Using Windows Explorer to copy a file “on top of” your original.
Using most command-line copy utilities to copy a file on top of your original.
And probably several other ways to overwrite a file that I can’t think of right now.
Even “Replace existing file?” is really talking about the file name and doesn’t imply that the old data is being physically overwritten.
The bottom line
If it matters to you, a secure delete or free-space wipe remains the technique of choice to make sure that the contents of the files that you delete – whether by actually deleting them or overwriting them – are actually overwritten on the hard drive.
I said above that password.xls is perhaps one of the most popular user created files in existence for the obvious reason that spreadsheets are a pretty useful way to keep track of passwords.
Yes, I even have password.xls.
The problem is that it’s also one of the least secure ways to store passwords if not done properly. Even if the spreadsheet is itself password-protected, it still isn’t considered really secure; there are apparently ways to crack password-protected spreadsheets.
I keep mine in a TrueCrypt volume. When the update process that I outlined above happens, the new file and the old file both exist only in the encrypted partition. While file recovery tools could be used to access the old file, they would work only if the encrypted volume were actually mounted using the passphrase – at which point the latest and greatest is right there anyway.

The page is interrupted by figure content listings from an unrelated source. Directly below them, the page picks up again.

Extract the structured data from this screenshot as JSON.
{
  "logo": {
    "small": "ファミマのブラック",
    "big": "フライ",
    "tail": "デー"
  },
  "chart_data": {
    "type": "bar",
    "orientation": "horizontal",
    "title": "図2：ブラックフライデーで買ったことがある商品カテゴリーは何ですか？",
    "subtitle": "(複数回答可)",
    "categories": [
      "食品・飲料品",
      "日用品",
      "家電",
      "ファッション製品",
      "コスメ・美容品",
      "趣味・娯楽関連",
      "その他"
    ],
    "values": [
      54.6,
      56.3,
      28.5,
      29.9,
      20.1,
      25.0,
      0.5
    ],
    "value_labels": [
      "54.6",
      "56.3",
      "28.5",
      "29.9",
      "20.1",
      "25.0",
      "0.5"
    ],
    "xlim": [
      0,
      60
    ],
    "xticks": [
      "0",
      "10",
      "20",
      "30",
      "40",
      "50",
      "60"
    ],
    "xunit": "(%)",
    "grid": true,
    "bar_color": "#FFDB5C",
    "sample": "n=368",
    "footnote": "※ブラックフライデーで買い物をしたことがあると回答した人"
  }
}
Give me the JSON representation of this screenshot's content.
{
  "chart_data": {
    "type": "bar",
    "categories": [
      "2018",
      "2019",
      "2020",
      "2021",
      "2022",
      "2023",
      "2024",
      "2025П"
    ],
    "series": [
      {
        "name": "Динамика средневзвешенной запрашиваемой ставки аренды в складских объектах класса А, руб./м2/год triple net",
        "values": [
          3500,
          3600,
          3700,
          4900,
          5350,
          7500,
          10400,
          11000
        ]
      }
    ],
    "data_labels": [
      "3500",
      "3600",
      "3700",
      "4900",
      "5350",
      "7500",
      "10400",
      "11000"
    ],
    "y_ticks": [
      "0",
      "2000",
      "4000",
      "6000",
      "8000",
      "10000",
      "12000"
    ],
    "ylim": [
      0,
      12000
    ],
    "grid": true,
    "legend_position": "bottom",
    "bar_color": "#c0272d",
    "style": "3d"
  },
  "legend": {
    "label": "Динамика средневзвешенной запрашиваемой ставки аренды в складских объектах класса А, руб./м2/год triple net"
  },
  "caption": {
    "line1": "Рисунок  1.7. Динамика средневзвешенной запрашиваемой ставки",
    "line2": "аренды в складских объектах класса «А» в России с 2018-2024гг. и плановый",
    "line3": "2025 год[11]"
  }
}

By putting it into an encrypted volume, the need for multiple-pass secure delete is also eliminated as the information that’s actually written to my hard disk is always encrypted. What could perhaps be recovered from the hard disk is useful if and only if you already have the volume’s encryption passphrase.
One final consideration
I bring up password.xls and using an encrypted volume to raise another possibility.
The program that you’re using to edit the file could work like this:
You click Save.
The program opens a temporary file in the system temp folder.
The program writes to the temporary file.
The program closes the temporary file.
The program deletes the original file.
The program copies the temporary file to the original file.
The program deletes the temporary file in the system temp folder.
So even though the file exists on a secure encrypted drive, it is possible that the program being used to modify it may have made a copy in another temporary location – a temporary location that is not encrypted and from which the data could be recovered.
Once again, if it matters (and it may not), a secure delete or free space wipe is the answer.